Was für die Hosen gilt, gilt auch für Oberteile: «Diese sind entweder locker oder dann figurschmeichelnd», so Petra Sutter. Während in den vergangenen Jahren die Moderegel vorherrschte, dass weite und lockere Teile mit engen Kleidungsstücken kombiniert werden sollen, verneint die Spezialistin dies für die aktuelle Saison. Gut sei es, wenn Frau in dieser Saison eine Jeansjacke im Schrank hat. «Dabei ist es egal, ob diese blau, weiss oder auch rot ist», so Sutter. Die Männer haben es einfach: Die Garderobe reicht von T-Shirts über Polos bis zu Hemden.

Auch bei den Farben ist Experimentierfreude erlaubt. «Es ist richtig cool, dieses Jahr gibt es Farben wieder in Hülle und Fülle.» Zusammen passt, was den Frauen gefällt. «Die dezenteren Damen wählen das Outfit Ton in Ton zum Beispiel in Beige, die ­anderen mischen querbeet.» Bei den Männern sind nach wie vor kleine Musterungen und farbige Stoffe angesagt. «Von weitem scheinen beispielsweise die Hemden unifarben. Erst bei näherem Hinsehen sieht man den Aufdruck.» Karo sei nach wie vor nicht aus der männlichen Garderobe wegzudenken. «Aber nun kommen auch frische Muster», freut sich Sutter.
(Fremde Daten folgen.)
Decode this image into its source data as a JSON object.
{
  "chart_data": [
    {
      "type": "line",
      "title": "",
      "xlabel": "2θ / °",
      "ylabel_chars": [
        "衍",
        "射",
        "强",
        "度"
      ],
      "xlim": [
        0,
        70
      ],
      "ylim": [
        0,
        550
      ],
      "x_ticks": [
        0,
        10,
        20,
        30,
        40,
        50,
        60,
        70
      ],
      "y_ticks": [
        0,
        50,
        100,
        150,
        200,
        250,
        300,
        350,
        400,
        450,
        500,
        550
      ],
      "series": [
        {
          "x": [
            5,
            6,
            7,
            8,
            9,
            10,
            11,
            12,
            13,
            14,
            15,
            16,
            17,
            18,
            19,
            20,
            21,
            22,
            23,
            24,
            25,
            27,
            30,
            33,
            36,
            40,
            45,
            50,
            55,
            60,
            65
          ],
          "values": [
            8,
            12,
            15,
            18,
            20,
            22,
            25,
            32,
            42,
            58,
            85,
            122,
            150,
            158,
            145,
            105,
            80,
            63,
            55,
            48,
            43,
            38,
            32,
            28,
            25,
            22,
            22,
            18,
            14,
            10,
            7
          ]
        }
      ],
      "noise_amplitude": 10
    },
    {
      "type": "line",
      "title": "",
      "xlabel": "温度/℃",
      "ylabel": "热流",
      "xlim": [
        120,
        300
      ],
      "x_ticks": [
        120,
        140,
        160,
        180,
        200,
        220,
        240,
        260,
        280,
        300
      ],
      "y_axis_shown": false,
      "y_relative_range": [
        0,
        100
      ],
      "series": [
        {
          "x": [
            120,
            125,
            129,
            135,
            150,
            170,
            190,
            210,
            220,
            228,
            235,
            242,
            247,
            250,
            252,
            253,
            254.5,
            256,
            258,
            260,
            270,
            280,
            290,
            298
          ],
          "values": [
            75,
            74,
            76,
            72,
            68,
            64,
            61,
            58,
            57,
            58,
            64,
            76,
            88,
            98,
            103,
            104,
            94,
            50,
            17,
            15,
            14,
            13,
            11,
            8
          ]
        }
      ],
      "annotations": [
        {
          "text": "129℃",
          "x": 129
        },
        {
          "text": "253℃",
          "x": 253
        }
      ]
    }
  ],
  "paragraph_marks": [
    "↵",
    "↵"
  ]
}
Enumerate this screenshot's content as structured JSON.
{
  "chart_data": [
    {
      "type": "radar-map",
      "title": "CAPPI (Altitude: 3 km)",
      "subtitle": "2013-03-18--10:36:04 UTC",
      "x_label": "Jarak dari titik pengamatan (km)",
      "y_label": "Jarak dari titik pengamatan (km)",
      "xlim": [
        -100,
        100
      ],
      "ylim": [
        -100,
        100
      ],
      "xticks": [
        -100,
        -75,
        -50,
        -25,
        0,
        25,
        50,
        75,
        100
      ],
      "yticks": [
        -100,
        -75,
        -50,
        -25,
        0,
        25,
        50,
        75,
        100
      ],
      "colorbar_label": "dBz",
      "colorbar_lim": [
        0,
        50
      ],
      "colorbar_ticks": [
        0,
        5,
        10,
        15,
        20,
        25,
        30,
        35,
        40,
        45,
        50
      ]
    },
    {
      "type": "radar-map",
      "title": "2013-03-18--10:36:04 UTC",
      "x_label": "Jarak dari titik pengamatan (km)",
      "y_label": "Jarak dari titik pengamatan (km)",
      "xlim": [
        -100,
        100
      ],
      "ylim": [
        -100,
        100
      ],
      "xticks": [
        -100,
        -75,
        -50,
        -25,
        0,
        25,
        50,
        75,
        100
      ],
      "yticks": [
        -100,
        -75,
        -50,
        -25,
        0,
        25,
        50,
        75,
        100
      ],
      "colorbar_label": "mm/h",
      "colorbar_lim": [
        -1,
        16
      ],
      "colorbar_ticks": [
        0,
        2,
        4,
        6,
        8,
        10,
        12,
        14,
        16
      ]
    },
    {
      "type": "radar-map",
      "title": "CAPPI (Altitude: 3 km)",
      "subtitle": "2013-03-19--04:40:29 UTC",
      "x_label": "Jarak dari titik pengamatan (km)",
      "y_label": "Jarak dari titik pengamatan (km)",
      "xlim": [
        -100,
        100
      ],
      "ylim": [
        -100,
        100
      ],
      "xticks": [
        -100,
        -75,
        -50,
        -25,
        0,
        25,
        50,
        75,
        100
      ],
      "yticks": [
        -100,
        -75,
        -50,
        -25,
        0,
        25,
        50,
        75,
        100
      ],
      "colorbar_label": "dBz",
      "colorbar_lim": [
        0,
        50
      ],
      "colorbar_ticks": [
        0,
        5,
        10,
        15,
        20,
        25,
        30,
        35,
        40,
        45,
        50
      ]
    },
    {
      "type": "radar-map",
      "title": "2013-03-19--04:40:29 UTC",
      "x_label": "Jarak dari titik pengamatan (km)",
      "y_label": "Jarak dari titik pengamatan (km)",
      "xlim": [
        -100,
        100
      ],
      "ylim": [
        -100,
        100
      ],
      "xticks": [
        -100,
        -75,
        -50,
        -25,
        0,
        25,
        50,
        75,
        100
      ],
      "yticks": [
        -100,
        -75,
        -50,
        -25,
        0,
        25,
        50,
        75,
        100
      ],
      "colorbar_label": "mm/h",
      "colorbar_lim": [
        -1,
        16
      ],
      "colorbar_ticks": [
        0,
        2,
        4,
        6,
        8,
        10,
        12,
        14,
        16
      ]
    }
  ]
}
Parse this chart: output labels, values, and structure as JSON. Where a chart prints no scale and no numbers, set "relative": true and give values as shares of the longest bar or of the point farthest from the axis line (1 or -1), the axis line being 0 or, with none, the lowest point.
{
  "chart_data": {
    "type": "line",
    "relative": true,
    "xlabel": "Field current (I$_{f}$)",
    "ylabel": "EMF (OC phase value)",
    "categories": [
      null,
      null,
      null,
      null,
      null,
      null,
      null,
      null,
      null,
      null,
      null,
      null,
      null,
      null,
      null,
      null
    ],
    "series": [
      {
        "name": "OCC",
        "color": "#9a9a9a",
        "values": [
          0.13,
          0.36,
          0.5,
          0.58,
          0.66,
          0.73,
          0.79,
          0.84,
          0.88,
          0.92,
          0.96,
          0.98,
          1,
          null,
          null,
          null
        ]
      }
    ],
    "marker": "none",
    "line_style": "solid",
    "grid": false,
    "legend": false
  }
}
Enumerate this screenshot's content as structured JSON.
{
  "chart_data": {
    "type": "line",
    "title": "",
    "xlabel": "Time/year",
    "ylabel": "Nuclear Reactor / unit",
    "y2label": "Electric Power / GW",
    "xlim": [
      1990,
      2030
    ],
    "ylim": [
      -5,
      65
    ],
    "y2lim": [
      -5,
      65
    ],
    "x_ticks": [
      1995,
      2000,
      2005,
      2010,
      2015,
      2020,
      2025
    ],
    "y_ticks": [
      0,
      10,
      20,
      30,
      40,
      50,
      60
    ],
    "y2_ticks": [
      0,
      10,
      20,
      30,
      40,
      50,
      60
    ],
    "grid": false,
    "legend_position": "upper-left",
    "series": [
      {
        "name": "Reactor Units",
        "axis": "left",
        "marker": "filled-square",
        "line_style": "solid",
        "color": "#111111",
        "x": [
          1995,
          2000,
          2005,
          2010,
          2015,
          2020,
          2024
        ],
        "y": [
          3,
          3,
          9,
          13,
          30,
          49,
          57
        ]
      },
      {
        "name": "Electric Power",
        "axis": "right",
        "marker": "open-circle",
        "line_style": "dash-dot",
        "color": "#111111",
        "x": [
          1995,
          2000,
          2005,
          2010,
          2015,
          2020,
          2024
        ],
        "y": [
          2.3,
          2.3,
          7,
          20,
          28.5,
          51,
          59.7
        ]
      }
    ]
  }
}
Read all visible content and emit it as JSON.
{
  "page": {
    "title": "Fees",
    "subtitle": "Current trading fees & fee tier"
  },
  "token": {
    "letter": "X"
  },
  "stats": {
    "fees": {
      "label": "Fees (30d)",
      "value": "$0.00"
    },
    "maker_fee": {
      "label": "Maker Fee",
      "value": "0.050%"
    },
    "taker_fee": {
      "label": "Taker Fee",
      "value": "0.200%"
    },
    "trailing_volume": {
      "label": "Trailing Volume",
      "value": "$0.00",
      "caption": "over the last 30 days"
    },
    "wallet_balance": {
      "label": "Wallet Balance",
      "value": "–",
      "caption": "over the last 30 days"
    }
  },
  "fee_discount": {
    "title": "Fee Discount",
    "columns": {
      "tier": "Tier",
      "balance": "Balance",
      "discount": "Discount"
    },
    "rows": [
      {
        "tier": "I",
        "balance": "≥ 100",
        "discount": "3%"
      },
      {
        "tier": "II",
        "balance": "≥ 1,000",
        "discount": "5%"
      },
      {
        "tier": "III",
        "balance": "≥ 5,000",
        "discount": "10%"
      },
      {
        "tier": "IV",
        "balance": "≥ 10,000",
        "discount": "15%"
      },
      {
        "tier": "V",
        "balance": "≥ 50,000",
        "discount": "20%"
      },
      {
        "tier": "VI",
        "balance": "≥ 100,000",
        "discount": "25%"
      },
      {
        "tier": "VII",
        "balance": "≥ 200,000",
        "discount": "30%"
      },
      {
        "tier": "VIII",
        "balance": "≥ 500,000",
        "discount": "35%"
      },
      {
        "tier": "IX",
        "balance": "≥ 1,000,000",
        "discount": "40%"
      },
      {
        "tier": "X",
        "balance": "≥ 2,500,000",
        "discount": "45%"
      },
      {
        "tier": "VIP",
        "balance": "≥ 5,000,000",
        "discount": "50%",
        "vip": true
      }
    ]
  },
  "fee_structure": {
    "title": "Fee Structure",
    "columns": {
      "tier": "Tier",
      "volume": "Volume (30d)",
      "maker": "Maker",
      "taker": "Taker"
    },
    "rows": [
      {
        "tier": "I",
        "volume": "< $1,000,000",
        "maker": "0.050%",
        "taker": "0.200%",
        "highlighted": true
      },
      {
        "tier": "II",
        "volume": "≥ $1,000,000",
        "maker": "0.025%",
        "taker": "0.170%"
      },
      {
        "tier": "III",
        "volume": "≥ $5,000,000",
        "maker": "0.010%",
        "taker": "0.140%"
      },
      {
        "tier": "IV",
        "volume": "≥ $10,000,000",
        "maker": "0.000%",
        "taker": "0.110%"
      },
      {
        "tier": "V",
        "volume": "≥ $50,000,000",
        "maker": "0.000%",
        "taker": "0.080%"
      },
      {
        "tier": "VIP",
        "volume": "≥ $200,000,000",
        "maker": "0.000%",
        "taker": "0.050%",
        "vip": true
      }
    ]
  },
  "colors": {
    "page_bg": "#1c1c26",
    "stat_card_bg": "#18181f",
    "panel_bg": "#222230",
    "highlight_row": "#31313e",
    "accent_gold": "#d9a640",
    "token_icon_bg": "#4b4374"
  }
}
Vor allem Grafisches oder der Minimallook sei sehr angesagt.

Zu einem guten Erscheinungsbild gehören immer auch die richtigen Accessoires. Sutter: «Die Schuhe machen ein Outfit erst komplett.» Dabei sei allerdings darauf zu achten, dass diese zur Kleidung passen. «Schuhe können das ganze Outfit überschatten. Im negativen wie im positiven Sinn.» Was dieses Jahr in keiner Garderobe fehlen darf, sind weisse Sneakers. «Diese sind ein echter Hingucker und machen ein jedes Outfit aus.» Nach wie vor nicht aus dem Schuhschrank verbannen sollte Frau zudem Schuhe mit Plateausohlen – seien diese nun aus Kork oder aus Gummi.

Wild und caramelfarben

Zu einem kompletten Look gehören schön frisierte Haare und manikürte Nägel. Lange Zeit gab es bei den Haaren für Frauen nur zwei Optionen, nämlich gestreckt oder gewellt. «Nun wird die Form wieder individueller. Vorher hatte der Schnitt noch die Frisur bestimmt. Jetzt wählt man Schnitte, die flexibel stylbar sind», sagt Heinz Rusch, Inhaber des Coiffeurs Tonio in Teufen. «Individuelles Styling ist gefragt. Es gibt viele Frisiervarianten. «Die Frisierkunst des Coiffeurs wird wieder grossgeschrieben.» So seien bewegte oder gewellte Haare ­gerade sehr in.

Die Haare werden in der ­aktuellen Saison wieder kürzer: «Sie sollten die Schultern berühren, aber nicht länger sein», so Heinz Rusch. So sind vor allem auch Kurzhaarfrisuren im Trend. Zudem arbeitet man wieder mehr mit der Farbe. Rusch: «Generell ist brond, also eine Art blond-braun, angesagt. Diese Nuancen können von Honigblond über Caramel bis hin zu Roségold reichen.»

Bei den Fingernägeln bleiben nach wie vor die klassischen Trendfarben wie Rot, Schwarz und Weiss bestehen. Je näher der Sommer rückt, werden gemäss Experten Nude-Farben aufkommen. «Damit kann eine ruhige Basis geschaffen werden. Diese wird mit allem Funkelnden und Glitzernden kombiniert.» So könne man Streifen auf die Nägel malen oder Glitzersteine auf­kleben.